I trust, Sir, that this brief exposition of our policy, in relation to Indian affairs, establishes beyond all controversy, the obligation of the United States to protect these tribes, in the exercise and enjoyment of their civil and political rights. Sir, the question has ceased to be - What are our duties? An inquiry much more embarrassing is forced upon us: how shall we most plausibly, and with the least possible violence, break our faith? Sir, we repel the inquiry--we reject such an issue-and point the guardians of public honor to the broad, plain faith of faithful performance, and to which they are equally urged by duty and by interest.

Here I might properly rest--as the United States are the only party that the Indians are bound to regard. But if further proofs be wanting to convince us of the unwarrantable pretensions of Georgia, in her late violent legislation, they are at hand, cogent, clear, and overwhelming.- This State, Sir, was not only a party to all these conventions with the General Government she made as solemn treaties with the Creeks and Cherokees for herself, when a colony, and after she became a State.- These form a part of her title- and are bound up with her public laws. On the first of June, A. D. 1773, she negotiated a treaty with these Indian nations, by the joint agency of the Governor of the Colony and the Superintendent of Indian Affairs; in which boundaries are established and cessions of land agreed upon.- Again, on the 31st May, A. D. 1783, after her Independence as a State, another treaty was concluded between the Governor of Georgia and five of her most distinguished citizens duly appointed by the Legislature of the State of the one part, and the Chiefs, Headmen, and Warriors of the hordes or tribes of the Cherokee Indians, "in behalf of the said nation, on the other part." And in the first article of this convention, the distinct, independent existence of the Cherokees is acknowledged: for it provides, "that all differences between the said parties, heretofore subsisting, shall cease and be forgotten." It is not utterly fallacious to contend, in the face of this treaty, that the Cherokees are under the jurisdiction of a State, that finds it necessary to negotiate for peace with them by all the forms of a regular treaty? But more than this,- by the last article of this treaty, the Cherokees agree to cede,grant, release and quit claim to Georgia, all the lands up to a certain boundary line defined in the said document: And until since the extraordinary usurpation of this State, in extending her laws over this nation, these treaty lines were respected, and never disputed.

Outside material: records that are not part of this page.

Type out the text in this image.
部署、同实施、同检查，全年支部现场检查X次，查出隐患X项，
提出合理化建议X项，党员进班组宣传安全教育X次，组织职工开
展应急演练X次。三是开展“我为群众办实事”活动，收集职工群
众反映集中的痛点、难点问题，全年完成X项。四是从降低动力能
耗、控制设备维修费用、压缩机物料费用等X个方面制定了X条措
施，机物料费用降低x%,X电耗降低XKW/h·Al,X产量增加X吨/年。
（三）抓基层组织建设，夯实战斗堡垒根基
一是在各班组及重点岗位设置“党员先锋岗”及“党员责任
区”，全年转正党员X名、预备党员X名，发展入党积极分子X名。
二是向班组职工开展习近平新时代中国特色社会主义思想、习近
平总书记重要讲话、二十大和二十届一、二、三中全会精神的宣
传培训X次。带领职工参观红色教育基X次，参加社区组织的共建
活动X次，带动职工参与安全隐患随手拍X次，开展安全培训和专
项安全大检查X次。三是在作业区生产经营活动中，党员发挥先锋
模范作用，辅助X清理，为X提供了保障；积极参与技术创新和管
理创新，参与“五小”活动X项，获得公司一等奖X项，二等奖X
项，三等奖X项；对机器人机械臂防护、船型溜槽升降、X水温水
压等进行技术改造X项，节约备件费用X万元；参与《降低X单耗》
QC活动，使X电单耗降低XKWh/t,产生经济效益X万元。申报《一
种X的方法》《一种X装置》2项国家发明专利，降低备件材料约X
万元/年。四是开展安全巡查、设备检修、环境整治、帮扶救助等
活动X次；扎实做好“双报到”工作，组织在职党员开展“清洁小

In the year 1777, the States of Georgia and South Carolina met the Creeks and Cherokee Nations at Dewitt's Corner, for the avowed purpose of making a treaty of peace with them. Sir, if the greatest potentate of Europe had been a party, the preliminaries could not have been more formal or solemn. First, are produced what are denominated "the Georgia full powers" delegated to her commissioners, to meet "the Indian Congress" to be held at Dewitt's Corner- next appear "the South Carolina full powers," for the like purpose- and lastly, the Creek and Cherokee "full powers." These powers are opened and exchanged at this Congress, and a treaty is agreed upon by the plenipotentiaries, establishing peace, and the future boundaries between their respective territories.

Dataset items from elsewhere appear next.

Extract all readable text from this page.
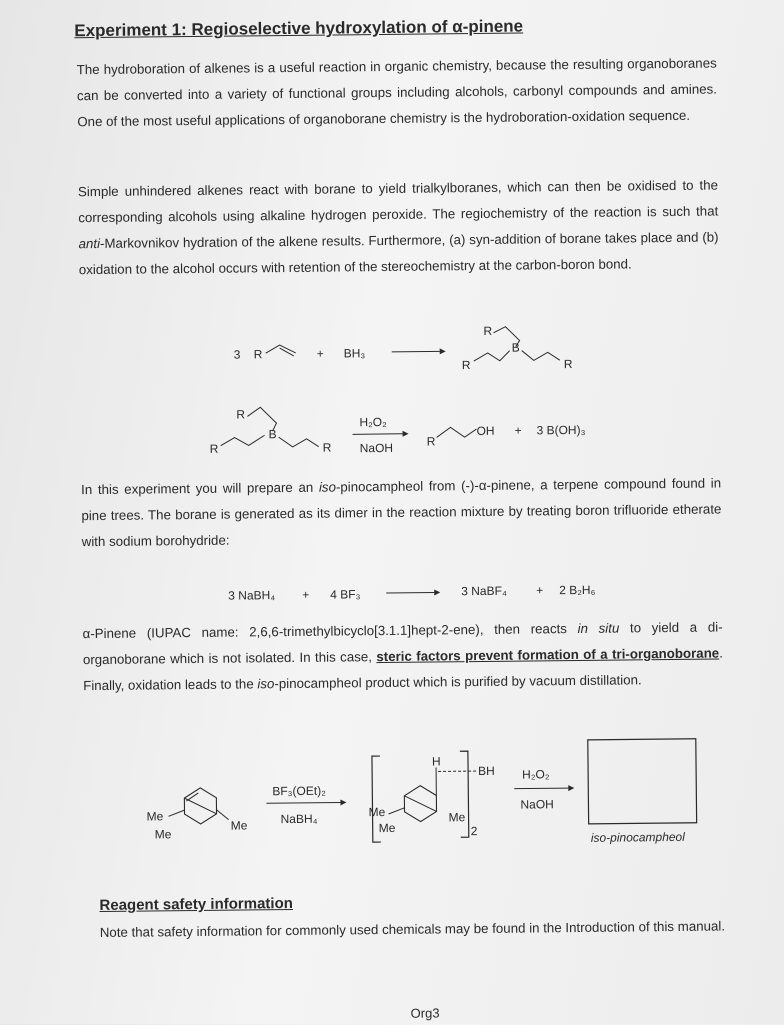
Experiment 1: Regioselective hydroxylation of α-pinene
The hydroboration of alkenes is a useful reaction in organic chemistry, because the resulting organoboranes can be converted into a variety of functional groups including alcohols, carbonyl compounds and amines. One of the most useful applications of organoborane chemistry is the hydroboration-oxidation sequence.
Simple unhindered alkenes react with borane to yield trialkylboranes, which can then be oxidised to the corresponding alcohols using alkaline hydrogen peroxide. The regiochemistry of the reaction is such that anti-Markovnikov hydration of the alkene results. Furthermore, (a) syn-addition of borane takes place and (b) oxidation to the alcohol occurs with retention of the stereochemistry at the carbon-boron bond.
3 R	+ BH₃
R
R
B
R
R
R
B
R
H₂O₂
NaOH	R
OH + 3 B(OH)₃
In this experiment you will prepare an iso-pinocampheol from (-)-α-pinene, a terpene compound found in pine trees. The borane is generated as its dimer in the reaction mixture by treating boron trifluoride etherate with sodium borohydride:
3 NaBH₄ + 4 BF₃	3 NaBF₄ + 2 B₂H₆
α-Pinene (IUPAC name: 2,6,6-trimethylbicyclo[3.1.1]hept-2-ene), then reacts in situ to yield a di-organoborane which is not isolated. In this case, steric factors prevent formation of a tri-organoborane. Finally, oxidation leads to the iso-pinocampheol product which is purified by vacuum distillation.
Me
Me
Me
BF₃(OEt)₂
NaBH₄
H
BH
Me
Me
Me
2
H₂O₂
NaOH
iso-pinocampheol
Reagent safety information
Note that safety information for commonly used chemicals may be found in the Introduction of this manual.
Org3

In many of the treaties made by the United States with the Cherokees and Creeks, large sections of land were relinquished to us, which by our compact with the State of Georgia, we received for her use. She never questioned, at those times, our right to treat for those lands, nor the Indians right of granting them; but gladly availed herself of such rich accession to her domains, and proceeded very promptly to distribute them amongst her citizens. Now, it is a fundamental maxim in all codes of law which acknowledge the obligations of equity and good conscience, that if a party is silent when these old fashioned rules of upright dealing require him to speak, he shall forever thereafter hold his peace. The application of this sound and wholesome rule will instantly strike the moral apprehensions of every member of the Senate.